O governador do Banco de Portugal, Carlos Costa, recebeu da Caixa, em julho do ano passado, a auditoria aos atos de gestão no banco público. Mais de meio ano depois, e após a divulgação de notícias sobre a sua presença em reuniões que aprovaram créditos ruinosos para o banco público, o supervisor informou que pediu escusa sobre as decisões decorrentes das conclusões da auditoria especial feita pela EY.
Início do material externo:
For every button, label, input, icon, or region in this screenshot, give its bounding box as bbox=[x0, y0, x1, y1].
“Tendo em conta que o seu mandato na CGD está incluído no período que foi objeto de análise na auditoria da EY à CGD (2000-2015), o governador comunicou ao Conselho de Administração do Banco de Portugal a sua intenção de não participar nas decisões do Banco de Portugal decorrentes das conclusões desta auditoria”, informou ontem a instituição.
O esclarecimento surge depois de um artigo da Sábado ter citado atas de reuniões do conselho de crédito da Caixa. Os documentos revelaram que Carlos Costa esteve presente e não se opôs à concessão de empréstimos a Joe Berardo, a Manuel Fino e a Vale do Lobo, que se revelariam ruinosos.
Apesar do pedido de escusa, o comunicado indica que “durante todo o período em que exerceu funções de administrador na CGD, o governador não teve responsabilidades nas áreas de crédito, risco, acompanhamento de clientes ou de controlo e auditoria interna”.
No entanto, houve antigos administradores do banco que não passaram no crivo da avaliação da idoneidade devido às conclusões constantes na auditoria especial da EY. Essa terá sido a razão para que Norberto Rosa e Pedro Cardoso não tenham recebido o aval do supervisor para integrarem as equipas de gestão de BCP e Bison Bank, respetivamente.
Carlos Costa pediu ainda à gestão da Caixa, em julho do ano passado, para reavaliar a idoneidade de atuais administradores que fizeram parte de equipas de gestão no período analisado pela EY. Mas, segundo o Jornal Económico, Carlos Costa escapa a esse mesmo exame, o que estará a causar desconforto no BdP.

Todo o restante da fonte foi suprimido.